As researchers, we are regulated by ethics oversight mechanisms, many of which waive their need to be involved if the “data” analyzed “is already public.” Alternatively, we have access to many procedural ethics guidelines. Typically, these focus on doing no harm, which is considered to be accomplishable primarily through procedures of informed consent and confidentiality. However, there is mounting critique of the insufficiency of both of these approaches. Private and public are not a binary, harm and risk can hardly be assessed in the era where technology design, platform affordances, data management, data slippage and usage practices intersect in ways that have obvious ethical implications.


This talk is about the messy, impossible and difficult situations, decisions, and what-if imaginaries when studying practices and cultures on social media. It’s based on an assumption that most of our standardized and streamlined attempts at managing risks are inadequate, while conceding to the fact that there is only so much a standardized guideline can accomplish, and acknowledging that what we have is most certainly better than nothing. I discuss how the socio-technical affordances of platforms, people’s perceptions of those, and researchers’ needs may clash as previously ephemeral aspects of human interaction seem readily available as “data;”  offers examples of decision making and dilemmas from my own studies; and blends ideas from the ethics of vulnerability, the ethics of care and moral agency to operationalize the attempts of being a decent human being as a researcher.

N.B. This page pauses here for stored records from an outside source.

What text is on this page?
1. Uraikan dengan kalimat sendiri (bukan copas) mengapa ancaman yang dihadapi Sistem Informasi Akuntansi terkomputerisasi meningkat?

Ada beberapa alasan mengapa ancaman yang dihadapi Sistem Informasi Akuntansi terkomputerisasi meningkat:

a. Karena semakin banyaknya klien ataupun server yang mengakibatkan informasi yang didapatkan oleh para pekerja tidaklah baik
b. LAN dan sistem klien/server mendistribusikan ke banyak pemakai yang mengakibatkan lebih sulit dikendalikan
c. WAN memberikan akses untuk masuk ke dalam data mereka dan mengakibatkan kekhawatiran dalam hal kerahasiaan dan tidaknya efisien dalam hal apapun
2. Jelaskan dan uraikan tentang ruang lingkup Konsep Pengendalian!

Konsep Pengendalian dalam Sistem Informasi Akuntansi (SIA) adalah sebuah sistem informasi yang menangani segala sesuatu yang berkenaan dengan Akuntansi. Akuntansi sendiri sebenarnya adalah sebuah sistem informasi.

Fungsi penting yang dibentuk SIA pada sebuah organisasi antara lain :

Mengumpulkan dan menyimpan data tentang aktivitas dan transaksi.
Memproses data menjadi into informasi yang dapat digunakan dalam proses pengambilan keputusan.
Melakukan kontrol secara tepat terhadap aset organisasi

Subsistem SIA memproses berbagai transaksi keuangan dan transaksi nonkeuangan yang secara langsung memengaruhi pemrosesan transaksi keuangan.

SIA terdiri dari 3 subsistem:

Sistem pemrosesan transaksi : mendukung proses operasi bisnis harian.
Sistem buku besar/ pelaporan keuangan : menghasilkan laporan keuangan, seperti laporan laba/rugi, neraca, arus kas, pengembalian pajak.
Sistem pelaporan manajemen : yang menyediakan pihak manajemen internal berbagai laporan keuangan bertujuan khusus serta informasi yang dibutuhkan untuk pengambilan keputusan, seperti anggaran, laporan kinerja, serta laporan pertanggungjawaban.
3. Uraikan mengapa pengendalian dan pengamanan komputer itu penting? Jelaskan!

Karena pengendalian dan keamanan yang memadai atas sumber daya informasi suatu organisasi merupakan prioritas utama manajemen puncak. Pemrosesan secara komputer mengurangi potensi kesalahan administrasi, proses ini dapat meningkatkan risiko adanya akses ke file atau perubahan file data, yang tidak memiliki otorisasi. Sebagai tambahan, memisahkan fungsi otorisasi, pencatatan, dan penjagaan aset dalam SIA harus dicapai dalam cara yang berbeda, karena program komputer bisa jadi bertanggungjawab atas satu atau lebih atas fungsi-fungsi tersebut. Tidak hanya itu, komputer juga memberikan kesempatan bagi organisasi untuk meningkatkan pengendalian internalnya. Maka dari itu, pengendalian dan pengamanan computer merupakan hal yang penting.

Katrin Tiidenberg, PhD is an Associate Professor of Social Media and Visual Culture at the Baltic Film, Media, Arts and Communication School of Tallinn University, Estonia and a post-doctoral researcher at Aarhus University, Denmark. She is the author of the forthcoming "Selfies, why we love (and hate) them", as well as "Body and Soul on the Internet - making sense of social media" (in Estonian). Tiidenberg is a a long time member of the Association of Internet Researcher's Ethics Committee, a founding member of the Estonian Young Academy of Sciences, second time board member of the Estonian Sociology Association. She is currently writing and publishing on selfie culture, digital research ethics and visual research methods. Her research interests include visual self-presentation, sexuality, and normative ideologies as mediated through social media practices. More info at: 

Why machine translation? - Mark Fishel

24.08. 9:30-10:30


In this lecture I will talk about how modern machine translation works, what are the requirements in order to create a new machine translation system and what kinds of mistakes such systems make. I will also talk about the motivation of using machine translation and why despite the mistakes it is still broadly usable for a number of purposes.


Mark Fishel is the head of the chair of natural language processing at the Institute of Computer Science, University of Tartu. His research includes machine translation and low-resource machine learning for natural language processing; his group also collaborates with industrial partners and has developed the online demo translation system


Introduction to Distant Reading by Stylometry - Jan Rybicki

25.08. 9:30-10:30

This is an introductory lecture to the workshop "Distant Reading by Stylometry". The lecture will show the main tenets and methods of the field, together with examples of research in authorship attribution and distant reading.


Jan Rybicki is Assistant Professor at the Jagiellonian University in Kraków, Poland. He has written extensively on the application of quantitative methods in the study of literature, tracing the stylometric signals of authors, translators, genres and genders in literary texts in several languages. Together with Maciej Eder and Mike Kestemont, he is a co-author of the “stylo” package for R, which has become a well-known tool of stylometric analysis. He is also an active literary translator; he has translated some 30 novels from English to Polish by such authors as John le Carre, Kazuo Ishiguro or William Golding.